Anne Gaffney has Just Joan in partnership with her sister-in-law Marie and their husbands, brothers Michael and Tom, owners of Churchtown House Stud, North Cork. Check out Anne’s interview below with the Irish Field.
How did you get into racehorse ownership?
We have a small stud farm, Churchtown House Stud in north Cork, and we breed for sale. We retain a filly from bloodlines we would like to keep.
What was your best day at the races and why?
When we had the first win with Just Joan in Listowel this past June – it was a real thrill. Her mother Wanna won in Killarney carrying our colours, same jockey and trainer. It was special to get her filly winning as well.
What is the biggest drawback about being a racehorse owner?
The financial costs are a drawback but for us it’s an investment in our future. Competition is severe as everyone is searching for that elusive blacktype.
In your experience, which racecourse in Ireland treats owners the best and why?
We have been always been impressed by how well owners have been treated at the racecourses we have attended. Killarney has a lovely feel to it and Mallow (Cork) is exceptional. They have a programme to really encourage owners to go racing. Recently they had a Sunday event for owners and trainers, which included a lovely lunch. It was a great opportunity to meet other owners in a very convivial setting. Minister Michael Creed attended also. We are very happy generally with our experiences and of course the prize money, even for the lesser races, is so good in Ireland.
Flat or jump racing, which do you prefer and why?
Flat racing is our business and has always held a fascination for me.
What qualities do you look for in a trainer?
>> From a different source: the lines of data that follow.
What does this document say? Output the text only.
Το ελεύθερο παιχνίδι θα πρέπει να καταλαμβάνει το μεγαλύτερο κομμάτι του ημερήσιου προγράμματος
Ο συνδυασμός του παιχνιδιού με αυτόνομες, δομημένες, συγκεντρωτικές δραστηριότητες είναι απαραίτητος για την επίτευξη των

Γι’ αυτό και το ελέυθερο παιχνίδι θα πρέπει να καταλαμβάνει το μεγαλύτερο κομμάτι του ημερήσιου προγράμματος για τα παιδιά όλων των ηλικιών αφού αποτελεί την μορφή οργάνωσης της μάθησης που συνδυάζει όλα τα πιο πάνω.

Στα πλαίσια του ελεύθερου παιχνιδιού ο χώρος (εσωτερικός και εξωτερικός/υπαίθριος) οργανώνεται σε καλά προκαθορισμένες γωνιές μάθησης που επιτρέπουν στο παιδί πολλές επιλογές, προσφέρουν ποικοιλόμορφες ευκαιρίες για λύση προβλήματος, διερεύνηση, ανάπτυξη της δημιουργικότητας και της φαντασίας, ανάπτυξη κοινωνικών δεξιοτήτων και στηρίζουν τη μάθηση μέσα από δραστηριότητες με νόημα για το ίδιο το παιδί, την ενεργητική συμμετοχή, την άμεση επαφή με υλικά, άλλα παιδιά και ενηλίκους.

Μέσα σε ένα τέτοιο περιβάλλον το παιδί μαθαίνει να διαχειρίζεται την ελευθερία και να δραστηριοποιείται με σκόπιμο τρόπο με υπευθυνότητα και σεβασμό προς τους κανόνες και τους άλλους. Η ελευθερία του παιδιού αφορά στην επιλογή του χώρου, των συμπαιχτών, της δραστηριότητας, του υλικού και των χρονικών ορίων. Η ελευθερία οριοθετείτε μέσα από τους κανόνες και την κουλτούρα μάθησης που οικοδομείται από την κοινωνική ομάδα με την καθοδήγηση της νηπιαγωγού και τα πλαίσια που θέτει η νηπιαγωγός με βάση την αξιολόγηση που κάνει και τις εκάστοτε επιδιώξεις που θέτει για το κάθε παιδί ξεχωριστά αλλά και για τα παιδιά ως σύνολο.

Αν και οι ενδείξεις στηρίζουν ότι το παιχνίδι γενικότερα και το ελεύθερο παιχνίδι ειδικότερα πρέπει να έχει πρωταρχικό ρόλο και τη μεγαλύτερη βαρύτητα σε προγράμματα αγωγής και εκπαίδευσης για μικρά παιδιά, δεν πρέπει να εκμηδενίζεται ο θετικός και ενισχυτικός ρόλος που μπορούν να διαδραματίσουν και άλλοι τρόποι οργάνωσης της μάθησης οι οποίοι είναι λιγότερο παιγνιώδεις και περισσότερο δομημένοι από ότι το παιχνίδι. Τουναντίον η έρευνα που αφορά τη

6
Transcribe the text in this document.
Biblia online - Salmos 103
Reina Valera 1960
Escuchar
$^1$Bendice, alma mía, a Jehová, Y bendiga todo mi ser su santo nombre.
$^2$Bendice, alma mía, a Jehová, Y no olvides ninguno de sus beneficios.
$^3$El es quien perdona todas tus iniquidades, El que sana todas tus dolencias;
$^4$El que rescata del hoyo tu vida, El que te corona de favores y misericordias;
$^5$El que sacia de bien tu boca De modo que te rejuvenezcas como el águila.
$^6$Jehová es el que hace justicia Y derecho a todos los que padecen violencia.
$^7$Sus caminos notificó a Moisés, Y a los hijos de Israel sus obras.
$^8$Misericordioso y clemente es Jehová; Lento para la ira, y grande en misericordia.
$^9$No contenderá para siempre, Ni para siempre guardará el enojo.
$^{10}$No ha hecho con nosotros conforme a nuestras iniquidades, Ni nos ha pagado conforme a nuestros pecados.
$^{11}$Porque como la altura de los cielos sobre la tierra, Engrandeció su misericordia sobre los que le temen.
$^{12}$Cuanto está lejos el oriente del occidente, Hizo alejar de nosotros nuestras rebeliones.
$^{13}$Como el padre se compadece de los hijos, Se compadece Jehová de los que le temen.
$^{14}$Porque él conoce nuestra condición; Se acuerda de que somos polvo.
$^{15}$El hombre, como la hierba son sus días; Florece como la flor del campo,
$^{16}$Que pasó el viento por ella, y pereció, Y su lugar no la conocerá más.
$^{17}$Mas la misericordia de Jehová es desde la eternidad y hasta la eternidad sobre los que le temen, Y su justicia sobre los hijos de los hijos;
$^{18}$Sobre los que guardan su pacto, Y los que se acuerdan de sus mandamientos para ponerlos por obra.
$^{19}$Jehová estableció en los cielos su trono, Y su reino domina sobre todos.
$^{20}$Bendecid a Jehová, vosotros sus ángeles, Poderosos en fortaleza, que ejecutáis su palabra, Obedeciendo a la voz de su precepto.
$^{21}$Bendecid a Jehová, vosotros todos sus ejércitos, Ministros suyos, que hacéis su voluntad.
The free flow of information is very important between owner and trainer and Fozzy (Stack) is very good at that. The trainer really has to enter into a structured plan with the owners for their horse. In our case we want to race our filly and then hope to keep her as a broodmare. The trainer must know what the owner’s purpose is – is it for fun or for a breeding future?
What improvements would you like to see racecourses in Ireland do for owners?
Mostly things are fine, but sometimes catering can be lacking, especially for racing staff. I can understand for track management that there isn’t always a sufficient crowd to generate enough business for a caterer, but for owners a hot meal is appreciated. We have a young family so all kids facilities are appreciated.
If you have a winner you are always made a fuss of.
What significance do your colours hold?
They are my choice. I like the Cross of Lorraine; the blue is strong and the yellow is for the sunshine in which we hope to run!
When buying a horse, what do you look for?
When buying fillies we place a great emphasis on good broodmare sires.
What horses do you currently have in training?
We have one filly in training with Tommy Stack at present.
Have you any horses to look forward to? (i.e. young/unbroken horses)
Not as yet in our ownership but we sold a lovely Galileo last year, who is in training with John Gosden, Great Sound. We bred Roxity, who won first time out in France.
What would help to make Irish racing more competitive for the smaller owner/trainer?
A return of syndicates would be a great help.
What advice would you give to someone thinking of becoming a racehorse owner?
Go for it. It’s a great business to be involved in – there is just such a buzz. Be prepared for bad days; it’s so difficult for trainers to keep horses sound physically and mentally. They are not robots, they are bloodstock. The costs are high but it’s well worth it.